Truth #1: Prescription drugs only mask symptoms. They do nothing to correct the underlying biochemical causes of disease. Simultaneously, most prescription drugs cause nutritional deficiencies which lead to further progression of chronic disease.
Lie #2: You should actively treat the swelling of sprains, strains and other injuries.
Truth #2: Swelling is your body's natural strategy for enhancing the flow of blood and nutrients to the injured area. If drugs or hormones are used to prevent swelling, the injured tissues won't heal correctly, greatly increasing the likelihood of repeat injuries to the same area.
Lie #3: Mammograms prevent cancer.
Truth #3: Mammograms actually cause cancer. They dose the breast tissues with harmful radiation. Even when they spot Breast Cancer tumors, they aren't "preventing" breast cancer; they're merely detecting breast cancer. True prevention requires changes in food choice and lifestyle, not the use of imaging technology. See http://www.newstarget.com/000895.html
Lie #4: Vitamins give you "expensive urine."
Truth #4: The most expensive urine in the world is created by taking multiple overpriced prescription drugs, not vitamins. With more than 40% of the U.S. population now on prescription drugs, the drug content in human urine is now so high that trace amounts of antidepressant drugs can be found in public water supplies. Compared to drugs, vitamins are cheap prevention.
Truth #5: The sun will prevent cancer due to the creation of vitamin D by the skin. Most Americans (and Canadians and Europeans, for that matter) are deficient in vitamin D. As a result, tumor cell growth in the breast and prostate is unregulated. Sensible exposure to natural sunlight generates cancer-preventing vitamin D... at no charge! Sunburns are actually caused by nutritional deficiencies (lack of antioxidants in the skin), not by sensible exposure to sunlight.
Truth #6: CT scans expose patients to 1000 times the radiation of chest X-rays. Repeated exposure to CT scans raises a patient's cumulative radiation to levels experienced by many hydrogen bomb victims in Hiroshima. In addition, rigorous studies have concluded that CT scans offer no medical benefit whatsoever. See http://www.newstarget.com/004060.html
Lie #7: The U.S. health care system is the best in the world.

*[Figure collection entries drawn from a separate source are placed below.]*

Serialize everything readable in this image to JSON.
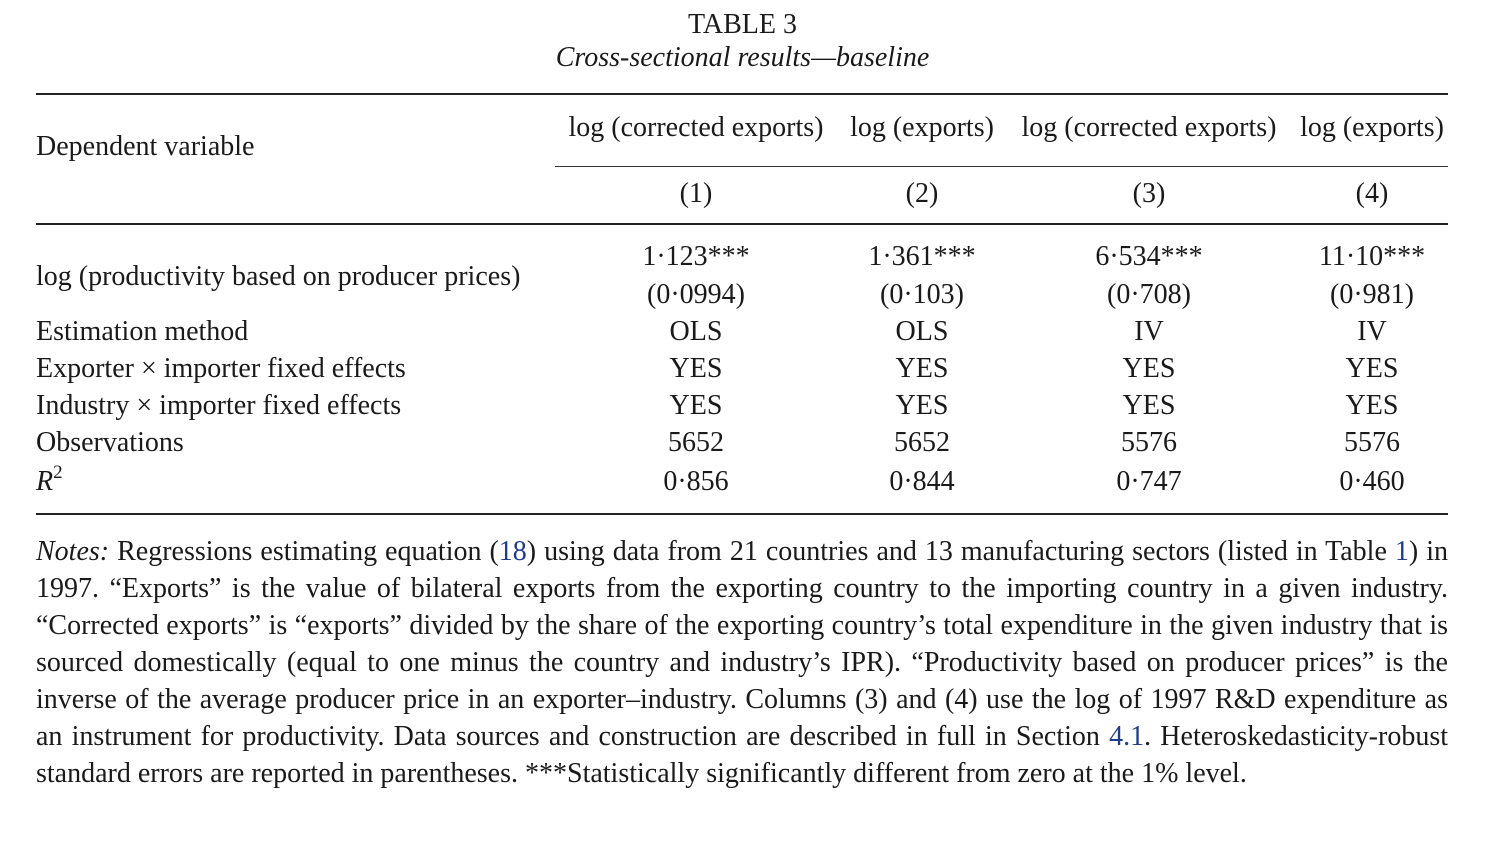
{
  "table": {
    "title": "TABLE 3",
    "subtitle": "Cross-sectional results—baseline",
    "dep_var_label": "Dependent variable",
    "columns": [
      {
        "header": "log (corrected exports)",
        "number": "(1)"
      },
      {
        "header": "log (exports)",
        "number": "(2)"
      },
      {
        "header": "log (corrected exports)",
        "number": "(3)"
      },
      {
        "header": "log (exports)",
        "number": "(4)"
      }
    ],
    "coef_row": {
      "label": "log (productivity based on producer prices)",
      "coefs": [
        "1·123***",
        "1·361***",
        "6·534***",
        "11·10***"
      ],
      "ses": [
        "(0·0994)",
        "(0·103)",
        "(0·708)",
        "(0·981)"
      ]
    },
    "rows": [
      {
        "label": "Estimation method",
        "values": [
          "OLS",
          "OLS",
          "IV",
          "IV"
        ]
      },
      {
        "label": "Exporter × importer fixed effects",
        "values": [
          "YES",
          "YES",
          "YES",
          "YES"
        ]
      },
      {
        "label": "Industry × importer fixed effects",
        "values": [
          "YES",
          "YES",
          "YES",
          "YES"
        ]
      },
      {
        "label": "Observations",
        "values": [
          "5652",
          "5652",
          "5576",
          "5576"
        ]
      }
    ],
    "r2_row": {
      "label_base": "R",
      "label_sup": "2",
      "values": [
        "0·856",
        "0·844",
        "0·747",
        "0·460"
      ]
    }
  },
  "notes": {
    "lead": "Notes:",
    "p1": " Regressions estimating equation (",
    "eq_ref": "18",
    "p2": ") using data from 21 countries and 13 manufacturing sectors (listed in Table ",
    "table_ref": "1",
    "p3": ") in 1997. “Exports” is the value of bilateral exports from the exporting country to the importing country in a given industry. “Corrected exports” is “exports” divided by the share of the exporting country’s total expenditure in the given industry that is sourced domestically (equal to one minus the country and industry’s IPR). “Productivity based on producer prices” is the inverse of the average producer price in an exporter–industry. Columns (3) and (4) use the log of 1997 R&D expenditure as an instrument for productivity. Data sources and construction are described in full in Section ",
    "section_ref": "4.1",
    "p4": ". Heteroskedasticity-robust standard errors are reported in parentheses. ***Statistically significantly different from zero at the 1% level."
  }
}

Truth #7: The health of U.S. citizens is actually the worst of any industrialized nation. We pay double, triple, and even quadruple the price for prescription drugs as any other country. We also have the highest rates of obesity, Alzheimer's, cancer and diabetes, plus the highest health insurance costs in the world. The U.S. health care system ("sick care system") is so bad that people are fleeing the country to seek medical services in Asia. It's a trend called "medical tourism," and it's flourishing.
Lie #8: All surgical procedures have been proven safe and effective.

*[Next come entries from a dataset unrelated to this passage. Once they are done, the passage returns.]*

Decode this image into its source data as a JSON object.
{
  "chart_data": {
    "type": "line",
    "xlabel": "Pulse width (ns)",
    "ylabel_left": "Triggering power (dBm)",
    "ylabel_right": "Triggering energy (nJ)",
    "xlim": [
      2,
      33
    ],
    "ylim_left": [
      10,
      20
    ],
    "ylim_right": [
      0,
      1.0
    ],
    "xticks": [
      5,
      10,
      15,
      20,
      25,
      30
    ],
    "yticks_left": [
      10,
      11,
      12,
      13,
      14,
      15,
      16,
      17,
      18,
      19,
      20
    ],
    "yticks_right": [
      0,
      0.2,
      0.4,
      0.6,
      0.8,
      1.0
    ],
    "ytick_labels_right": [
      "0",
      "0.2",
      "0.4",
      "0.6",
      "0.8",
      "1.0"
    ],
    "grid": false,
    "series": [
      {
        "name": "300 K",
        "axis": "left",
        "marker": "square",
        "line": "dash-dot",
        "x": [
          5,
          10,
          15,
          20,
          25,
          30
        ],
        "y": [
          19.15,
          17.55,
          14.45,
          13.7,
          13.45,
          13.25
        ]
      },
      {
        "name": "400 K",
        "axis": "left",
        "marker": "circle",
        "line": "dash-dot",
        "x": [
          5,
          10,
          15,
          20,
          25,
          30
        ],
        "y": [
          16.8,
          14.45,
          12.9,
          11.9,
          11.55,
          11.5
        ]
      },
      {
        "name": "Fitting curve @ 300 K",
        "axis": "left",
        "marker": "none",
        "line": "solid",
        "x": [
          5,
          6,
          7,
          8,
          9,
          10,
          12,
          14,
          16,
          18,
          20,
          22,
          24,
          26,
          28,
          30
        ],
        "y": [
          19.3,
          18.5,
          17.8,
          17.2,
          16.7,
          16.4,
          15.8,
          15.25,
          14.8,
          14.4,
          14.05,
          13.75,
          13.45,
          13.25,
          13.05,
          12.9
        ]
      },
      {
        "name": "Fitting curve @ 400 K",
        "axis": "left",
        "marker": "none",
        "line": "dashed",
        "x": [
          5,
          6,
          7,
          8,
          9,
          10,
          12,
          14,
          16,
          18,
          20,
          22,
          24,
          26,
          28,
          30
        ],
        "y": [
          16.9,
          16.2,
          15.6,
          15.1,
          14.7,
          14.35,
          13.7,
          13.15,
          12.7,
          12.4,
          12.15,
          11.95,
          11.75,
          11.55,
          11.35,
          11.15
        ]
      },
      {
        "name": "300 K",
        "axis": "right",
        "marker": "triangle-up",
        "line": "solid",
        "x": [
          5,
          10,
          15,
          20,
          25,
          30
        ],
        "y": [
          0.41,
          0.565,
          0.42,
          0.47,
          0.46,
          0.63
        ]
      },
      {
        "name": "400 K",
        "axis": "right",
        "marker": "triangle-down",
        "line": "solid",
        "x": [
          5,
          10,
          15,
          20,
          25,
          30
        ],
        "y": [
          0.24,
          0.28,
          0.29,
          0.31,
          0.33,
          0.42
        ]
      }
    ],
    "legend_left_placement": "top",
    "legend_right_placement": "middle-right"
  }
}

Truth #8: There is currently NO requirement whatsoever that surgical procedures must be either safe or effective in order to be practiced. Hundreds of thousands of medically unnecessary surgical procedures are performed each year in the U.S. alone, including hysterectomies and prostate cancer surgeries.
Lie #9: You can get all the nutrition you need from three balanced meals a day.

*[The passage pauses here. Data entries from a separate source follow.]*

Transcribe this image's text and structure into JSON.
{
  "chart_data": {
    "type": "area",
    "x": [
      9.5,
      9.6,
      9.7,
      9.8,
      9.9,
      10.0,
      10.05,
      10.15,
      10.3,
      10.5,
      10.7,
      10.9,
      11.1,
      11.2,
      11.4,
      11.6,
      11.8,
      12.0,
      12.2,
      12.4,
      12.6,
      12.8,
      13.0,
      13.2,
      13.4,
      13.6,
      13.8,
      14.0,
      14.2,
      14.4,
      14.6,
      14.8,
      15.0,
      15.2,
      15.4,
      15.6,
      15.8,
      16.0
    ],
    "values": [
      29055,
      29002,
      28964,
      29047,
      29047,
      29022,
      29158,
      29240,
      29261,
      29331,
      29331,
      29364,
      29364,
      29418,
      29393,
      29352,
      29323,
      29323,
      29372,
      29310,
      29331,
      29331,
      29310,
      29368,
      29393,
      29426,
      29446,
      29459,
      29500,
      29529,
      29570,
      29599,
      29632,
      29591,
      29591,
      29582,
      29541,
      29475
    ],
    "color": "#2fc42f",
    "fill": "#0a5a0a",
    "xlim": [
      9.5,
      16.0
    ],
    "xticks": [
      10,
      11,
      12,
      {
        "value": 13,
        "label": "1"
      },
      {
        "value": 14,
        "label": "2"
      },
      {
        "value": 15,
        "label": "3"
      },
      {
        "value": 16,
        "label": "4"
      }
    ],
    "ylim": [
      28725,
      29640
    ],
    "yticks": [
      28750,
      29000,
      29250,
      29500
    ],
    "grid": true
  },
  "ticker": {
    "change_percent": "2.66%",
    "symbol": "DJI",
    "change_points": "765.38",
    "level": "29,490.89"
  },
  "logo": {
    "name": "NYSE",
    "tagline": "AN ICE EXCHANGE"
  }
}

Truth #9: Today's foods are nutrient depleted, and they come from depleted soils. Processed and manufactured foods would have to be eaten at the rate of 10,000 calories a day just to meet minimum RDA requirements for basic nutrition (see related ebook on nutrition). The only way to get adequate nutrition is to supplement with superfoods or whole food concentrates (vitamins, whole food powders, supplement capsules, etc.) along with eating healthy meals. Organizations like the AHA, however, insist that nutrient supplementation is actually bad for your health.
Lie #10: All these lab tests are for your own good.
Truth #10: At least half of all diagnostic tests ordered by doctors are medically unnecessary. They're often conducted merely to generate revenues for the hospital or medical group that owns the doctor's clinic. Some doctors are actually required to generate a certain dollar amount of lab test revenues in order to keep their jobs.